Die Auslastung eines Prozessors CPU kann beispielsweise daran gemessen werden, wie oft er pro Zeiteinheit auf die Warte schlange LWS-R eines anderen Prozessors zugegriffen hat. Je kleiner die Anzahl dieser Fremdzugriffe ist, desto höher ist der Prozessor ausgelastet.The utilization of a processor CPU can be an example of this measured how often he waits per unit of time queue LWS-R has accessed another processor.
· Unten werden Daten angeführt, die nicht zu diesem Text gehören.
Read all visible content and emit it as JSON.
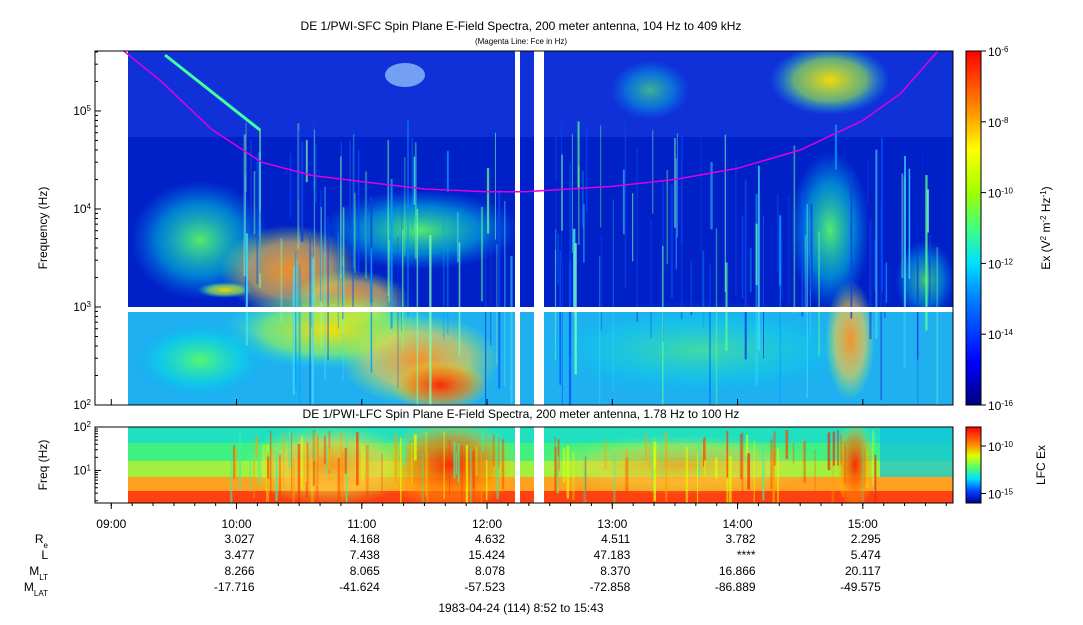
{
  "chart_data": [
    {
      "type": "heatmap",
      "title": "DE 1/PWI-SFC  Spin Plane E-Field Spectra, 200 meter antenna, 104 Hz to 409 kHz",
      "subtitle": "(Magenta Line: Fce in Hz)",
      "ylabel": "Frequency (Hz)",
      "y_scale": "log",
      "ylim": [
        100,
        409000
      ],
      "y_ticks": [
        {
          "value": 100,
          "base": "10",
          "exp": "2"
        },
        {
          "value": 1000,
          "base": "10",
          "exp": "3"
        },
        {
          "value": 10000,
          "base": "10",
          "exp": "4"
        },
        {
          "value": 100000,
          "base": "10",
          "exp": "5"
        }
      ],
      "time_range_hours": [
        8.87,
        15.72
      ],
      "colorbar": {
        "label": "Ex (V² m⁻² Hz⁻¹)",
        "label_parts": [
          "Ex (V",
          "2",
          " m",
          "-2",
          " Hz",
          "-1",
          ")"
        ],
        "scale": "log",
        "range": [
          1e-16,
          1e-06
        ],
        "ticks": [
          {
            "value": 1e-06,
            "base": "10",
            "exp": "-6"
          },
          {
            "value": 1e-08,
            "base": "10",
            "exp": "-8"
          },
          {
            "value": 1e-10,
            "base": "10",
            "exp": "-10"
          },
          {
            "value": 1e-12,
            "base": "10",
            "exp": "-12"
          },
          {
            "value": 1e-14,
            "base": "10",
            "exp": "-14"
          },
          {
            "value": 1e-16,
            "base": "10",
            "exp": "-16"
          }
        ]
      },
      "overlay_line": {
        "color": "#e000e0",
        "points": [
          [
            9.1,
            409000
          ],
          [
            9.4,
            200000
          ],
          [
            9.8,
            65000
          ],
          [
            10.2,
            30000
          ],
          [
            10.6,
            22000
          ],
          [
            11.0,
            19000
          ],
          [
            11.5,
            16000
          ],
          [
            12.0,
            15000
          ],
          [
            12.3,
            15000
          ],
          [
            12.5,
            15500
          ],
          [
            13.0,
            17000
          ],
          [
            13.5,
            20000
          ],
          [
            14.0,
            26000
          ],
          [
            14.5,
            40000
          ],
          [
            15.0,
            80000
          ],
          [
            15.3,
            150000
          ],
          [
            15.6,
            409000
          ]
        ]
      }
    },
    {
      "type": "heatmap",
      "title": "DE 1/PWI-LFC  Spin Plane E-Field Spectra, 200 meter antenna, 1.78 Hz to 100 Hz",
      "ylabel": "Freq (Hz)",
      "y_scale": "log",
      "ylim": [
        1.78,
        100
      ],
      "y_ticks": [
        {
          "value": 100,
          "base": "10",
          "exp": "2"
        },
        {
          "value": 10,
          "base": "10",
          "exp": "1"
        }
      ],
      "colorbar": {
        "label": "LFC Ex",
        "scale": "log",
        "range": [
          1e-16,
          1e-08
        ],
        "ticks": [
          {
            "value": 1e-10,
            "base": "10",
            "exp": "-10"
          },
          {
            "value": 1e-15,
            "base": "10",
            "exp": "-15"
          }
        ]
      }
    }
  ],
  "time_axis": {
    "ticks": [
      "09:00",
      "10:00",
      "11:00",
      "12:00",
      "13:00",
      "14:00",
      "15:00"
    ],
    "start_hour": 8.87,
    "end_hour": 15.72
  },
  "ephemeris": [
    {
      "label": "R",
      "sub": "e",
      "values": [
        "3.027",
        "4.168",
        "4.632",
        "4.511",
        "3.782",
        "2.295"
      ]
    },
    {
      "label": "L",
      "sub": "",
      "values": [
        "3.477",
        "7.438",
        "15.424",
        "47.183",
        "****",
        "5.474"
      ]
    },
    {
      "label": "M",
      "sub": "LT",
      "values": [
        "8.266",
        "8.065",
        "8.078",
        "8.370",
        "16.866",
        "20.117"
      ]
    },
    {
      "label": "M",
      "sub": "LAT",
      "values": [
        "-17.716",
        "-41.624",
        "-57.523",
        "-72.858",
        "-86.889",
        "-49.575"
      ]
    }
  ],
  "footer": "1983-04-24 (114) 8:52 to 15:43"
}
Each the smaller the number of these external accesses, the higher the processor is busy.

Claims

1. Process for the management of processes in multiprocessor systems with shared main memory and process-specific cache memory, a distinction being made between compute-ready and blocked processes, which are placed in separate queues, and each processor (CPU) has its own queue (LWS-R) is assigned for processes ready for computing, while a central queue (GWS-W) is provided for the blocked processes, characterized in that a distinction is made between long-term and short-term blocked processes in the blocked processes and that the short-term blocked processes are separated into separate process-specific queues (LWS-W) for short-term blocked processes.
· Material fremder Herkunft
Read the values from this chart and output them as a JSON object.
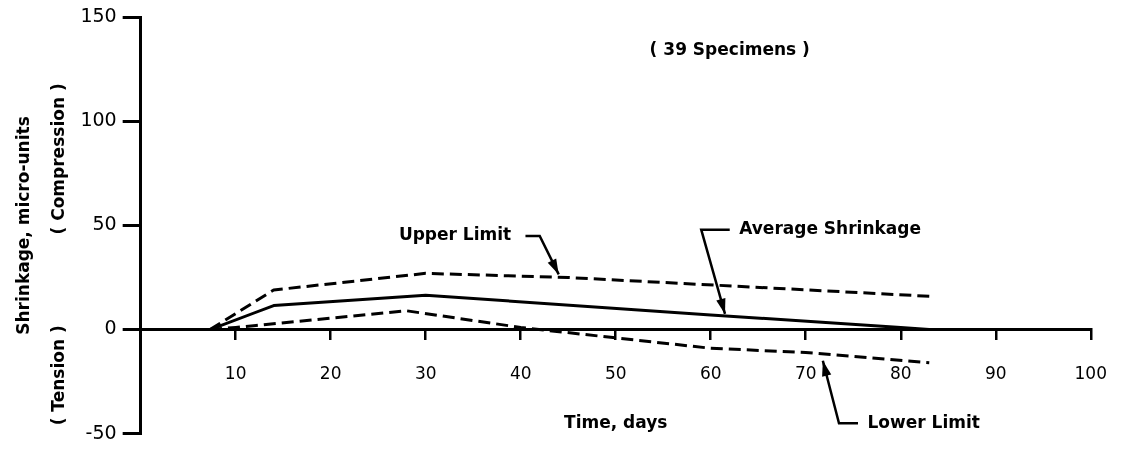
{
  "chart_data": {
    "type": "line",
    "xlabel": "Time, days",
    "ylabel": "Shrinkage, micro-units",
    "annotations": [
      "( 39 Specimens )",
      "( Compression )",
      "( Tension )"
    ],
    "series": [
      {
        "name": "Upper Limit",
        "color": "#000000",
        "line_style": "dashed",
        "x": [
          7.3,
          14,
          30,
          45,
          83
        ],
        "values": [
          0,
          19,
          27,
          25,
          16
        ]
      },
      {
        "name": "Average Shrinkage",
        "color": "#000000",
        "line_style": "solid",
        "x": [
          7.3,
          14,
          30,
          60,
          80,
          83
        ],
        "values": [
          0,
          11.5,
          16.5,
          7,
          1,
          0
        ]
      },
      {
        "name": "Lower Limit",
        "color": "#000000",
        "line_style": "dashed",
        "x": [
          7.3,
          10,
          28,
          40,
          50,
          60,
          70,
          83
        ],
        "values": [
          0,
          1,
          9,
          1,
          -4,
          -9,
          -11,
          -16
        ]
      }
    ],
    "xlim": [
      0,
      100
    ],
    "xticks": [
      10,
      20,
      30,
      40,
      50,
      60,
      70,
      80,
      90,
      100
    ],
    "ylim": [
      -50,
      150
    ],
    "yticks": [
      -50,
      0,
      50,
      100,
      150
    ],
    "grid": false,
    "legend": false,
    "marker": "none"
  }
}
2. The method according to claim 1, characterized in that each processor (CPU) checks when it is freed whether its own queue (LWS-R) is empty for computational processes, that a processor (CPU), its own queue (LWS-R ) for computational processes is empty until a computational process from its own queue (LWS-R) is available for computational processes or a specified period of time (T _W ) has elapsed, and that if a computational process has not occurred within this period (T _W ) a computer-ready process from the queue (LWS-R) for computer-ready processes of the most heavily loaded processor (CPU) in the system.

3. Multiprocessor system with shared memory and processor-specific cache, in which between right processes that are ready and blocked are distinguished, which are placed in separate queues, and at each processor (CPU) has its own queue (LWS-R) is allocated for computational processes, while for the processes blocked a central queue (GWS-W) is seen characterized, that in addition to the processor-specific queues (LWS-R) one processor each for processes ready for computing individual queue (LWS-W) for short-term blocked Processes of the associated processor (CPU) is provided, while the central queue (GWS-W) for longer term blocked processes is provided.